No 3º Encontro Cidades Responsivas, promovido pelo Instituto Cidades Responsivas, a palestra de Washington Fajardo trouxe uma imagem provocadora: Coruscant, o planeta fictício de Star Wars, totalmente urbanizado, coberto por uma única cidade que se estende por toda a sua superfície. Um horizonte infinito de construções e arranha-céus interconectados, com funções diversas e camadas de vida urbana que se sobrepõem verticalmente.
Fajardo não propunha que transformássemos a Terra em Coruscant, mas a metáfora é poderosa. Em tempos de crises habitacionais, mudanças climáticas e pressões por eficiência urbana, imaginar cidades mais compactas, integradas e verticalizadas não é ficção científica: é um exercício de planejamento.
Essa visão dialoga diretamente com os estudos de Antony Wood, ex-presidente do Council on Tall Buildings and Urban Habitat (CTBUH), cuja pesquisa de doutorado explorou os aspectos multidisciplinares das conexões skybridge entre edifícios altos. Wood mapeou definições, tipologias e aplicações urbanas dessas passarelas áreas, destacando como elas podem formar redes de mobilidade acima do nível da rua. Edifícios híbridos, que articulam habitação, trabalho, comércio e lazer em um só organismo vertical, funcionam como ecossistemas completos, podendo estar interligados por passarelas suspensas que transformam o ar em vida urbana.
Hong Kong já oferece um vislumbre dessa lógica: passarelas climatizadas ligam quarteirões inteiros, integrando shoppings, estações de metrô e edifícios corporativos. Chongqing, na China, vai além: devido ao relevo e à interligação entre passagens e pontes que cruzam arranha-céus, conectando diferentes frentes urbanas sobre rios e vales, você pode não saber qual é o nível do térreo, de fato. Nessas cidades, a vida urbana não se limita à rua – ela se distribui em múltiplas cotas, criando novas camadas de centralidade.
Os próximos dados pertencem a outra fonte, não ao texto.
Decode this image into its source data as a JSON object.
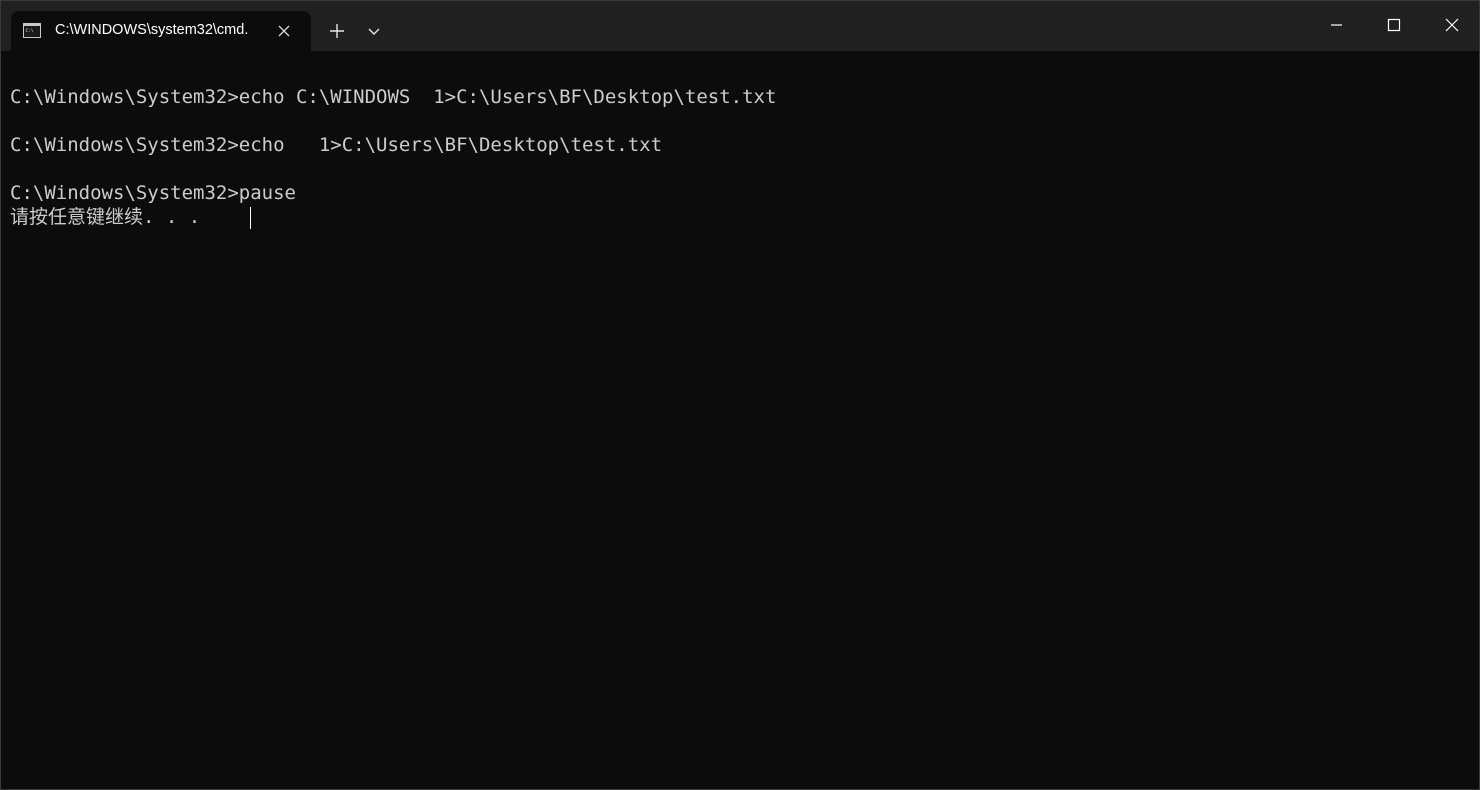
{
  "tab": {
    "title": "C:\\WINDOWS\\system32\\cmd.",
    "icon": "terminal-icon"
  },
  "toolbar": {
    "new_tab_icon": "plus-icon",
    "dropdown_icon": "chevron-down-icon"
  },
  "window_controls": {
    "minimize_icon": "minimize-icon",
    "maximize_icon": "maximize-icon",
    "close_icon": "close-icon"
  },
  "terminal": {
    "lines": [
      "C:\\Windows\\System32>echo C:\\WINDOWS  1>C:\\Users\\BF\\Desktop\\test.txt",
      "C:\\Windows\\System32>echo   1>C:\\Users\\BF\\Desktop\\test.txt",
      "C:\\Windows\\System32>pause",
      "请按任意键继续. . ."
    ]
  },
  "colors": {
    "background": "#0c0c0c",
    "titlebar": "#202020",
    "text": "#cccccc"
  }
}
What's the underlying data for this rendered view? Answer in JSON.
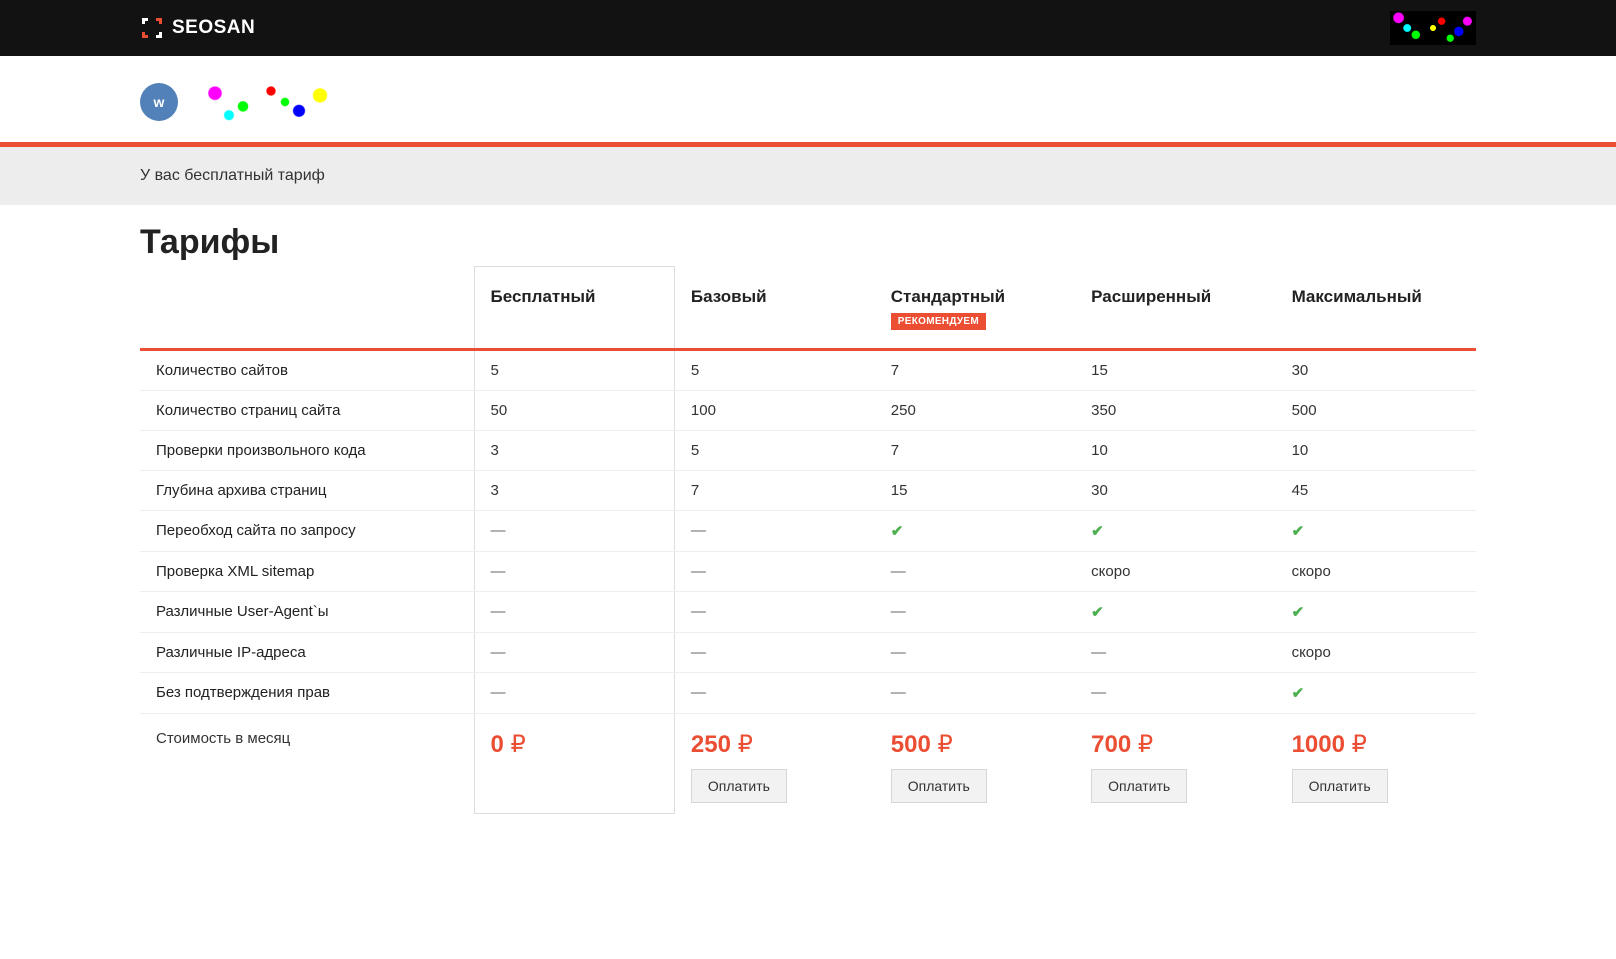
{
  "header": {
    "logo_text": "SEOSAN"
  },
  "user": {
    "vk_label": "w"
  },
  "notice": "У вас бесплатный тариф",
  "page_title": "Тарифы",
  "badge_recommend": "РЕКОМЕНДУЕМ",
  "pay_label": "Оплатить",
  "dash": "—",
  "check": "✔",
  "plans": [
    {
      "name": "Бесплатный",
      "recommended": false,
      "price": "0",
      "payable": false,
      "current": true
    },
    {
      "name": "Базовый",
      "recommended": false,
      "price": "250",
      "payable": true,
      "current": false
    },
    {
      "name": "Стандартный",
      "recommended": true,
      "price": "500",
      "payable": true,
      "current": false
    },
    {
      "name": "Расширенный",
      "recommended": false,
      "price": "700",
      "payable": true,
      "current": false
    },
    {
      "name": "Максимальный",
      "recommended": false,
      "price": "1000",
      "payable": true,
      "current": false
    }
  ],
  "features": [
    {
      "label": "Количество сайтов",
      "values": [
        "5",
        "5",
        "7",
        "15",
        "30"
      ]
    },
    {
      "label": "Количество страниц сайта",
      "values": [
        "50",
        "100",
        "250",
        "350",
        "500"
      ]
    },
    {
      "label": "Проверки произвольного кода",
      "values": [
        "3",
        "5",
        "7",
        "10",
        "10"
      ]
    },
    {
      "label": "Глубина архива страниц",
      "values": [
        "3",
        "7",
        "15",
        "30",
        "45"
      ]
    },
    {
      "label": "Переобход сайта по запросу",
      "values": [
        "—",
        "—",
        "✔",
        "✔",
        "✔"
      ]
    },
    {
      "label": "Проверка XML sitemap",
      "values": [
        "—",
        "—",
        "—",
        "скоро",
        "скоро"
      ]
    },
    {
      "label": "Различные User-Agent`ы",
      "values": [
        "—",
        "—",
        "—",
        "✔",
        "✔"
      ]
    },
    {
      "label": "Различные IP-адреса",
      "values": [
        "—",
        "—",
        "—",
        "—",
        "скоро"
      ]
    },
    {
      "label": "Без подтверждения прав",
      "values": [
        "—",
        "—",
        "—",
        "—",
        "✔"
      ]
    }
  ],
  "price_row_label": "Стоимость в месяц",
  "currency_symbol": "₽"
}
O potencial dessa abordagem é significativo. Ao conectar edifícios e criar núcleos verticais multifuncionais, reduz-se a necessidade de deslocamentos longos. No entanto, como lembra Fajardo, “não se pode esquecer do térreo”. A cidade humana começa na rua, e qualquer estratégia de verticalização precisa preservar sua vitalidade, diversidade e permeabilidade.
Aqui vale uma analogia final. Ao observarmos cidades por imagens de satélite, ou no próprio Google Earth, elas se assemelham a colônias de fungos. E a lógica de contenção de fungos na natureza – evitar que se espalhem indiscriminadamente – aplica-se de forma surpreendente ao urbanismo. Quando deixamos a cidade crescer horizontalmente sem limites, consumimos território, elevamos a dependência do automóvel e aumentamos os custos de infraestrutura. Em contrapartida, conter a expansão, adensar e compactar cria cidades mais eficientes, com menor emissão de carbono e preservação de áreas naturais.
Nesse sentido, edifícios altos híbridos e conectados entre si talvez sejam, no século 21, uma das chaves para transformar as megalópoles em sistemas mais sustentáveis e resilientes. São infraestruturas de vida urbana que permitem que a cidade cresça para cima e para dentro, não apenas para fora. O desafio, claro, não é apenas técnico ou arquitetônico, mas cultural e político: precisamos aceitar que o futuro pode estar menos nas avenidas sem fim e mais nas redes verticais interligadas – cidades onde se sobe e se atravessa tanto quanto se anda.
*Este texto não reflete, necessariamente, a opinião do Caos Planejado.